Combination antiretroviral therapy has revolutionized the care of HIV-1-infected individuals, producing profound improvements in morbidity and mortality. Therapy does not, however, cure HIV infection, and the goal of combination therapy remains the suppression of HIV-1 replication below the limit of detection. Despite a growing array of antiretroviral therapy options, virologic suppression is difficult for many patients to achieve, and treatment of drug-resistant virus is a critical challenge confronting HIV therapeutics.
Resistance emerges as a result of both virologic and clinical factors. HIV-1 replication is rapid and error prone, yielding a large, genetically diverse virus population. As a consequence, many single amino-acid changes conferring drug resistance may preexist as low frequency polymorphisms before the initiation of antiviral therapy [1, 2]. Individuals who received their diagnosis of HIV infection before the widespread use of combination antiretroviral regimens often received serial therapy with 1 or 2 agents, resulting in the accumulation of additional drug-resistance mutations to each new approved agent. Poor adherence to therapy has been associated with higher rates of virologic failure and the emergence of drug resistance, and sequential regimens for drug-resistant virus fail in patients [3-6] more often than initial regimens in drug-naive individuals [7-9].

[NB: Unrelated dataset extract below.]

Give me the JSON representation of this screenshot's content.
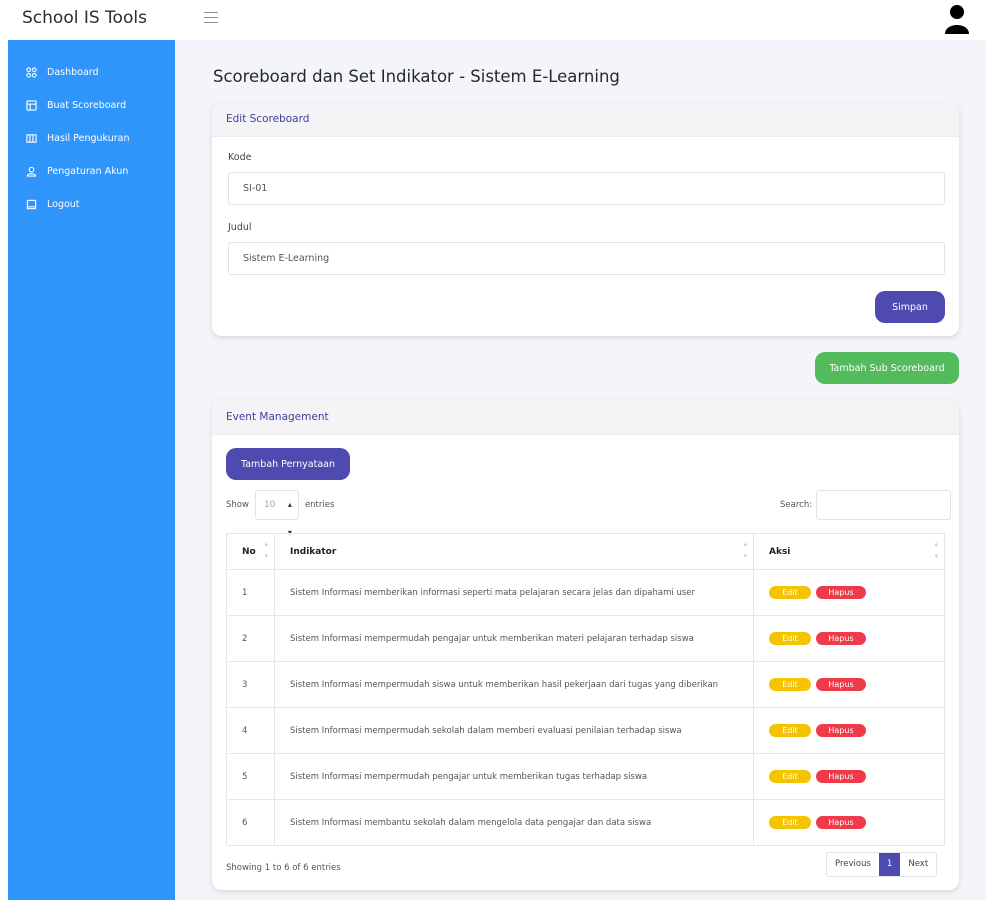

Current therapeutic regimens to treat highly drug-resistant HIV-1 remain inadequate. The recommendation that regimens to treat drug-resistant HIV-1 should include at least 2 new drugs to which patients have not been exposed [10] is often impossible to fulfill if patients have extensive prior therapy experience. Recently, several studies have suggested the presence of residual virologic activity for some antivirals even in the presence of mutations [11-14]. In this issue of the Journal of Infectious Diseases, Deeks et al. [15] report the presence of virologic benefit of enfuvirtide (T-20) in the presence of rebound viremia and enfuvirtide resistance mutations.
Enfuvirtide is the first of a new class of antiretrovirals targeting membrane fusion, an essential energy-requiring step in HIV infection. CD4 receptor and coreceptor binding by glycoprotein (gp) 120 triggers conformational changes in gp41. The rearrangement of specific gp41 heptad-repeat regions 1 and 2 (HR-1 and -2, respectively) into a 6-helix bundle functions as a spring loaded mechanism to provide the energy necessary for membrane fusion. Enfuvirtide is a synthetic 36-aa peptide that binds to HR-1, disrupting interactions with HR-2 and interrupting the fusion reaction [16].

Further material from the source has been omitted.